In another two days, it would be exactly 44 years since the pointless martyrdom of Lieutenant Colonel Francis Adekunle Fajuyi, first Military Governor of the Western Region.
His death is one of the most significant moral events in the history of Nigerian nationalism, inherently poignant and the unmistakable reference point for a dream first lost and then betrayed. Nigeria has lost its way. It cannot regain or recover it unless the silent majority of Fajuyis in this country are identified and brought to leadership through properly constituted electoral processes, and the current crop of interlopers kicked out and brought to justice.
His death was a deep thing. It embodied elements that make for the best tragic literature; it contained the idea that dying for one’s country is a gallant thing to do and the duty of all who profess to lead it. It is fully reminiscent of the tragic but heroic actions of Leonidas of Sparta at the Battle of Thermopylae. Who among our leaders is capable of withstanding a Persian horde?

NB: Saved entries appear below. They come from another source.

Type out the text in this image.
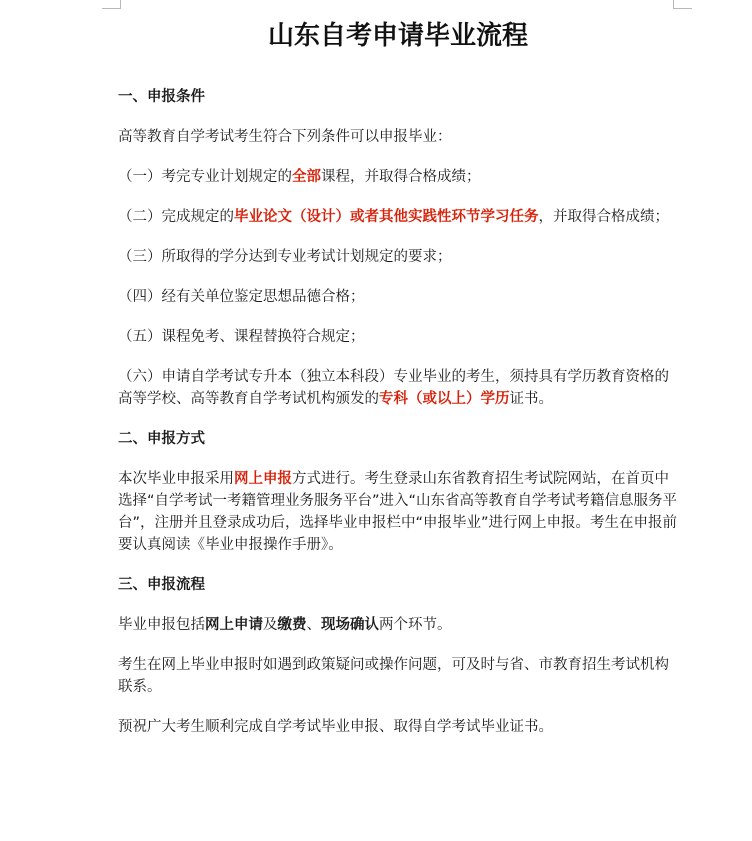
山东自考申请毕业流程
一、申报条件
高等教育自学考试考生符合下列条件可以申报毕业：
（一）考完专业计划规定的全部课程，并取得合格成绩；
（二）完成规定的毕业论文（设计）或者其他实践性环节学习任务，并取得合格成绩；
（三）所取得的学分达到专业考试计划规定的要求；
（四）经有关单位鉴定思想品德合格；
（五）课程免考、课程替换符合规定；
（六）申请自学考试专升本（独立本科段）专业毕业的考生，须持具有学历教育资格的高等学校、高等教育自学考试机构颁发的专科（或以上）学历证书。
二、申报方式
本次毕业申报采用网上申报方式进行。考生登录山东省教育招生考试院网站，在首页中选择“自学考试一考籍管理业务服务平台”进入“山东省高等教育自学考试考籍信息服务平台”，注册并且登录成功后，选择毕业申报栏中“申报毕业”进行网上申报。考生在申报前要认真阅读《毕业申报操作手册》。
三、申报流程
毕业申报包括网上申请及缴费、现场确认两个环节。
考生在网上毕业申报时如遇到政策疑问或操作问题，可及时与省、市教育招生考试机构联系。
预祝广大考生顺利完成自学考试毕业申报、取得自学考试毕业证书。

On the eve of his death, Fajuyi, a Yoruba officer, hosted Major General Johnson Thomas Umunnakwe Aguiyi-Ironsi, an Igbo who was Head of State and Supreme Commander of the Armed Forces. Ironsi had come to power as an aftermath of a coup led by Major Chukwuma Kaduna Nzeogwu and other officers of Eastern extraction, on January 15, 1966. That coup took the lives of many Northern politicians and officers but spared Ironsi’s, who was not part of the plot. Nevertheless, he was made Head of State, fuelling suspicion among Northern officers that the coup had been motivated by ethnic and not national sentiments. The repercussion was the countercoup of July 29, 1966, in which both Ironsi and Fajuyi died.
Ironsi had visited Ibadan July 28, to discuss tensions in the Western Region with its House of Chiefs. It was also a good time to touch base with his friend, the colonel whose story is unfolding here. The original plan was for Ironsi to return to Dodan Barracks, Headquarters of his administration that very day. He had enough time to do this but Fajuyi prevailed on him to spend the night at Government House, Ibadan. It had seemed the right thing to do. He knew nothing of the plot to overthrow the regime and kill Ironsi. He was not slated for execution but the situation would create inextricable circumstances in which his integrity would reveal itself even as his courage had done earlier during his military service in the Congo, where he distinguished himself in North Katanga.

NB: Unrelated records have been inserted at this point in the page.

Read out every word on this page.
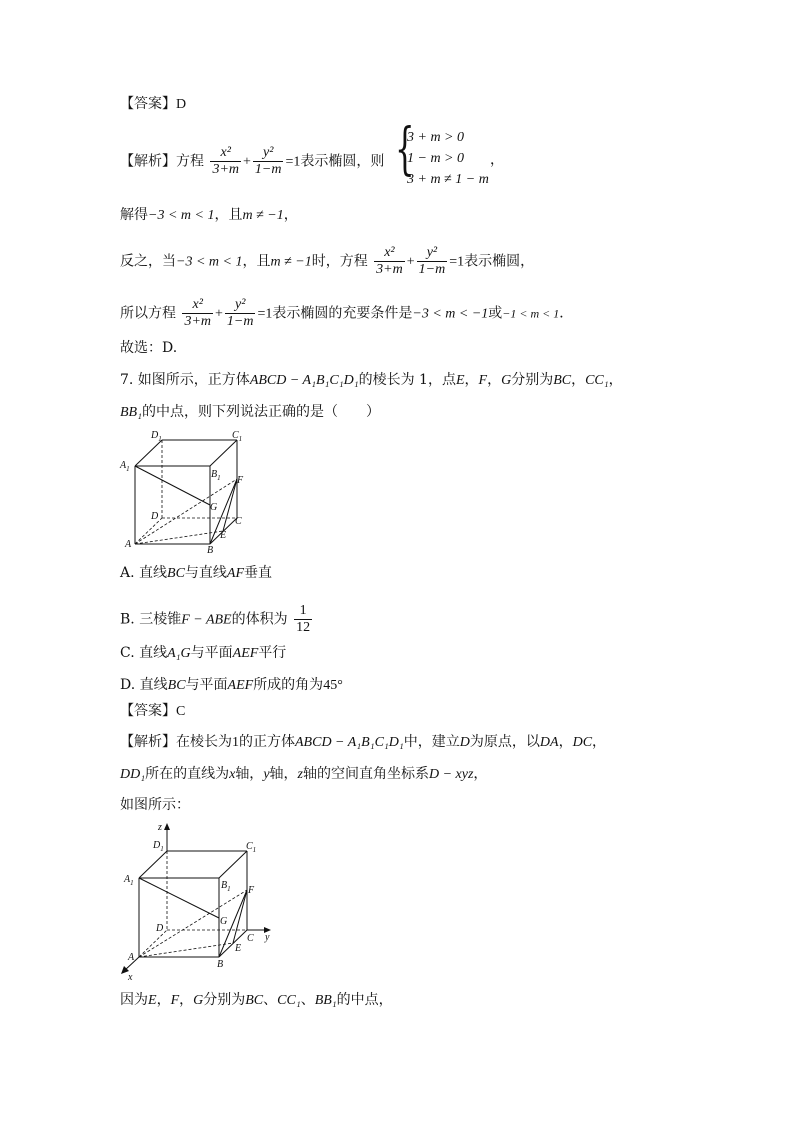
【答案】D
【解析】方程 $\frac{\text{x²}}{3+m} + \frac{\text{y²}}{1-m} =1$表示椭圆，则 {
3 + m > 0
1 − m > 0
3 + m ≠ 1 − m
，
解得−3 < m < 1，且m ≠ −1，
反之，当−3 < m < 1，且m ≠ −1时，方程 $\frac{\text{x²}}{3+m} + \frac{\text{y²}}{1-m} =1$表示椭圆，
所以方程 $\frac{\text{x²}}{3+m} + \frac{\text{y²}}{1-m} =1$表示椭圆的充要条件是−3 < m < −1或−1 < m < 1．
故选：D.
7. 如图所示，正方体ABCD − A₁B₁C₁D₁的棱长为 1，点E，F，G分别为BC，CC₁，
BB₁的中点，则下列说法正确的是（　　）
$D_1$	$C_1$
$A_1$	$B_1$ F
G
D	C
E
A
B
A. 直线BC与直线AF垂直
B. 三棱锥F − ABE的体积为 $\frac{1}{12}$
C. 直线A₁G与平面AEF平行
D. 直线BC与平面AEF所成的角为45°
【答案】C
【解析】在棱长为1的正方体ABCD − A₁B₁C₁D₁中，建立D为原点，以DA，DC，
DD₁所在的直线为x轴，y轴，z轴的空间直角坐标系D − xyz，
如图所示：
z
y
x
$D_1$	$C_1$
$A_1$	$B_1$ F
G
D
C
E
A
B
因为E，F，G分别为BC、CC₁、BB₁的中点，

Military service had forged bonds of mutual respect between these men. They must have drunk some wine that evening, had a good dinner, even as Brutus and Cassius had done in a Shakespearean tent while ominous drums rolled in the distant fields of Philippi.
The plotters were brisk. They sought only the Commander-in-Chief. Fajuyi would allow this only if they took him along. He saw the implications of the drama playing out before him and recognized that he was duty-bound to defend his Commander-in-Chief, honour-bound to protect his guest. The customs of his people required it. His decision was clear as he requested his own death at the hands of the soldiers. Tragedy never had a better plot than this.

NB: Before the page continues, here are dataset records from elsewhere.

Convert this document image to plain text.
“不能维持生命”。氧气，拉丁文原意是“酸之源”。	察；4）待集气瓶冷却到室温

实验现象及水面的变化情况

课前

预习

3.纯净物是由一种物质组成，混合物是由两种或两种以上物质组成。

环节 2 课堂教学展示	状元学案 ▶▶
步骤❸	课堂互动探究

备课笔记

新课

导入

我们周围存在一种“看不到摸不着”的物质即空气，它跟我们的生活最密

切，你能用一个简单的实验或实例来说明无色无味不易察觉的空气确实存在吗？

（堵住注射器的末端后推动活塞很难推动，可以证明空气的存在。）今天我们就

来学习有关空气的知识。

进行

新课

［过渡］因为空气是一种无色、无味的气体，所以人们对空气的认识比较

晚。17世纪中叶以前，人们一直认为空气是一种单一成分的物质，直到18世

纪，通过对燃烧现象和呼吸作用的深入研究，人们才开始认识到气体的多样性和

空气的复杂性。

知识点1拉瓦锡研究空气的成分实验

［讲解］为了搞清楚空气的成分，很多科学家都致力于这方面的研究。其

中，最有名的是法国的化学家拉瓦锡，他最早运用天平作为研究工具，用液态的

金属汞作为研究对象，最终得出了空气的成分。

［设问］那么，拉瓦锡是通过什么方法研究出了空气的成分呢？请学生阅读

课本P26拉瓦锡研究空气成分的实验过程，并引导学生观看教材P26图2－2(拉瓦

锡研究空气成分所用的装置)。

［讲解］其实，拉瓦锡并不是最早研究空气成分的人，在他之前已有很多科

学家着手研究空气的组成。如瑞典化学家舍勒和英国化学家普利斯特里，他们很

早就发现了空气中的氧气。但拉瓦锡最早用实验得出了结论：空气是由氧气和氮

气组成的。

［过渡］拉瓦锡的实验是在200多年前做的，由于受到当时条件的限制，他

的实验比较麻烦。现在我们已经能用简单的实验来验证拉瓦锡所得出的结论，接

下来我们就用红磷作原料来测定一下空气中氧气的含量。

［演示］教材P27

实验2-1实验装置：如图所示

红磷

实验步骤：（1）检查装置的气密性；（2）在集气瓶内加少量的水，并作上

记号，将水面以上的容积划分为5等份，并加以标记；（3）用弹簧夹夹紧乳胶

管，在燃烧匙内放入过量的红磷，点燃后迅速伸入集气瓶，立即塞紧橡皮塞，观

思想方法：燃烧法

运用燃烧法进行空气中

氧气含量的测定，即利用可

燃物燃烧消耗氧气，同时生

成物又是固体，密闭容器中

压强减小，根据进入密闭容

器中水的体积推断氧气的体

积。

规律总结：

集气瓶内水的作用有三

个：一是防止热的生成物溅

He was practical in hoping his death would preserve the fragile bonds of interethnic unity, and show that gallantry and courage should be the norms of civil conduct. As I wrote months ago, he decided to “pay the price in accordance with the strict precepts of a people [the Yoruba] whose ancient wisdom underscored the correspondence between the stability of a nation and the…actions of those who led it”. In other words, this story has been told before. It is worth telling again – until the deafness leaves our politicians. The Colonel died with visions of that national stability. Was it worth it? Looking at the country for which he did so, was it not meaningless? Had he thrown his treasured pearls to undeserving, undiscerning pigs? Was it all a wasted moment?
Perhaps not. Months ago, Lagos Governor Fashola dedicated a statue to Fajuyi’s memory. But the idea is to have it erected in every heart, etch it in the soul – a statue made of ideals and precepts represented externally by an object cast in stone. Its lessons should be engraved in every consciousness, chiselled in every bone.
The real tragedy in Fajuyi’s death does not lie in how he died but in the fact that it has not been realized as the core message of civic education. A saint died for an indifferent nation. When this happens – when a martyr dies so pointlessly and in vain – even the heavens that witness it conspire to rebuke the enclave for which such costly blood was so needlessly shed.